Por que temer os dias maus e infelizes, quando a malícia dos perversos me circunda? Por que temer os que confiam nas riquezas e se gloriam na abundância de seus bens?

 

Ninguém se livra de sua morte por dinheiro nem a Deus pode pagar o seu resgate. A isenção da própria morte não tem preço; não há riqueza que a possa adquirir, nem dar ao homem uma vida sem limites e garantir-lhe uma existência imortal.

 

Morrem os sábios e os ricos igualmente; morrem os loucos e também os insensatos, e deixam tudo o que possuem aos estranhos.

 


Evangelho: Mc 9, 38-40
Quem não é contra nós é a nosso favor

 

Naquele tempo, 3Joãoo disse a Jesus: "Mestre, vimos um homem expulsar demônios em teu nome. Mas nós o proibimos, porque ele não nos segue". 39Jesus disse: "Não o proibais, pois ninguém faz milagres em meu nome para depois falar mal de mim. 40Quem não é contra nós é a nosso favor". Palavra da Salvação!

 

 

 

Comentando o Evangelho(1)
O fanatismo censurado

 

Os discípulos foram tentados a criar um circulo fechado em torno de Jesus. A intransigência de João é uma mostra da mentalidade que grassava no grupo dos seguidores do Mestre: só podia fazer o bem, em nome de Jesus, quem fosse abertamente membro do grupo. O Mestre recusou-se a compactuar com este modo de pensar.

 

O desconhecido fazia o bem em nome de Jesus, libertando as pessoas do poder do maligno, a exemplo do Mestre. Quem terá sido esta pessoa? O Evangelho não a identifica. Contudo, pode-se deduzir, a partir da afirmação do discípulo, que se tratava de uma pessoa cheia de fé em Jesus cujo nome invocava para expulsar os demônios. Não atribuía a si tal poder. Sentia-se movido a ser ministro da libertação, agindo em favor dos atribulados pelas forças do mal. Mostrava-se estar em plena comunhão com Jesus, uma vez que se colocara em aberto confronto como seu inimigo número um.

 

Estas características, detectadas na ação dessa pessoa desconhecida, era o que se exigia dos discípulos. Portanto, no seu anonimato, esse exorcista mostrava-se perfeitamente em comunhão com o Mestre. Teria sido ele beneficiado por Jesus e, como sinal de fé e gratidão, quis que outros participassem dos benefícios divinos com que ele próprio tinha sido agraciado?

 

O fanatismo exclusivista dos discípulos só podia ser censurado por Jesus. Quem dera houvesse muitos outros anônimos colocando-se a serviço da libertação!

 

 

Manuel G. Gonzáles e Adílio Daronch[1]

 

 

 

Padre Manuel Gomes Gonzalez nasceu em 29 de maio de 1877, em São José de Riberteme, Província de Fontevedra - Espanha. Foi ordenado sacerdote em 24 de maio de 1902 em Tui.
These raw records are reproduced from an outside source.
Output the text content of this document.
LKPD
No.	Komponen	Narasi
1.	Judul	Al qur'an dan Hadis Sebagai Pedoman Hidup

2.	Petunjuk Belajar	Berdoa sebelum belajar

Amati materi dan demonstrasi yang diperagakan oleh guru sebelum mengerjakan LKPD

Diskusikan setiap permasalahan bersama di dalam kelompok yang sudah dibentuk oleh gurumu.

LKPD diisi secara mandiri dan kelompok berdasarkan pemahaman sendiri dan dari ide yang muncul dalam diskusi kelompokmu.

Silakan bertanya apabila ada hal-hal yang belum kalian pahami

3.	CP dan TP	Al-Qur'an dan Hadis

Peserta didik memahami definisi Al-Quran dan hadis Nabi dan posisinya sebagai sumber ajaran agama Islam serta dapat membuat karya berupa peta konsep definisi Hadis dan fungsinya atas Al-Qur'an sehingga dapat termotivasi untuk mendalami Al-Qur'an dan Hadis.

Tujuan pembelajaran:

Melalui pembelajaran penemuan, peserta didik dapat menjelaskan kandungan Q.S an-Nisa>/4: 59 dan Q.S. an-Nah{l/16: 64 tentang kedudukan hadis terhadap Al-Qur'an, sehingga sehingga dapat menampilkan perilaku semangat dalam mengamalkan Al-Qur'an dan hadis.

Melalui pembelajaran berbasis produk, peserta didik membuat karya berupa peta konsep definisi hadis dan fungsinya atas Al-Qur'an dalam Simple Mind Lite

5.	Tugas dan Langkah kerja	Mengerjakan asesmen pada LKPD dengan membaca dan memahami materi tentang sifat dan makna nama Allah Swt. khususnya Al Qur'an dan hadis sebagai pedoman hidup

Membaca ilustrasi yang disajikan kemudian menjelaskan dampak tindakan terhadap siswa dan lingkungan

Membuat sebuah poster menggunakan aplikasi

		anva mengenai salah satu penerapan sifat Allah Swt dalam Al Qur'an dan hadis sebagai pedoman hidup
Em 1913, com grande espírito missionário e abertura de coração veio ao Brasil. Foi nomeado pároco da Igreja Nossa Senhora da Luz, em Nonoai, no Rio Grande do Sul. A 23 de janeiro de 1914, recebia a paróquia de Nossa Senhora da Soledade. Em 7 de dezembro de 1915, o bispo de Santa Maria - RS, Dom Miguel de Lima Valverde, nomeou Padre Manuel primeiro pároco da igreja Nossa Senhora da Luz, em Nonoai. Iniciando assim seu trabalho pastoral: organizou o Apostolado da Oração, a Catequese paroquial, o combate ao analfabetismo. Lutando com muitas dificuldades econômicas, reformou a igreja matriz.


Na páscoa de 1924, Padre Manuel recebeu carta do Bispo de Santa Maria, pedindo que fosse ao Regimento do Alto Uruguai, fazer a páscoa dos Militares e depois fosse até a colônia Três Passos, para atender aos colonos de origem alemã, que estavam esperando missa, batizados e a bênção do cemitério. Padre Manuel convidou o seu coroinha Adílio Daronch que o acompanhasse num longo itinerário pastoral, a serviço da Paróquia de Palmeira das Missões.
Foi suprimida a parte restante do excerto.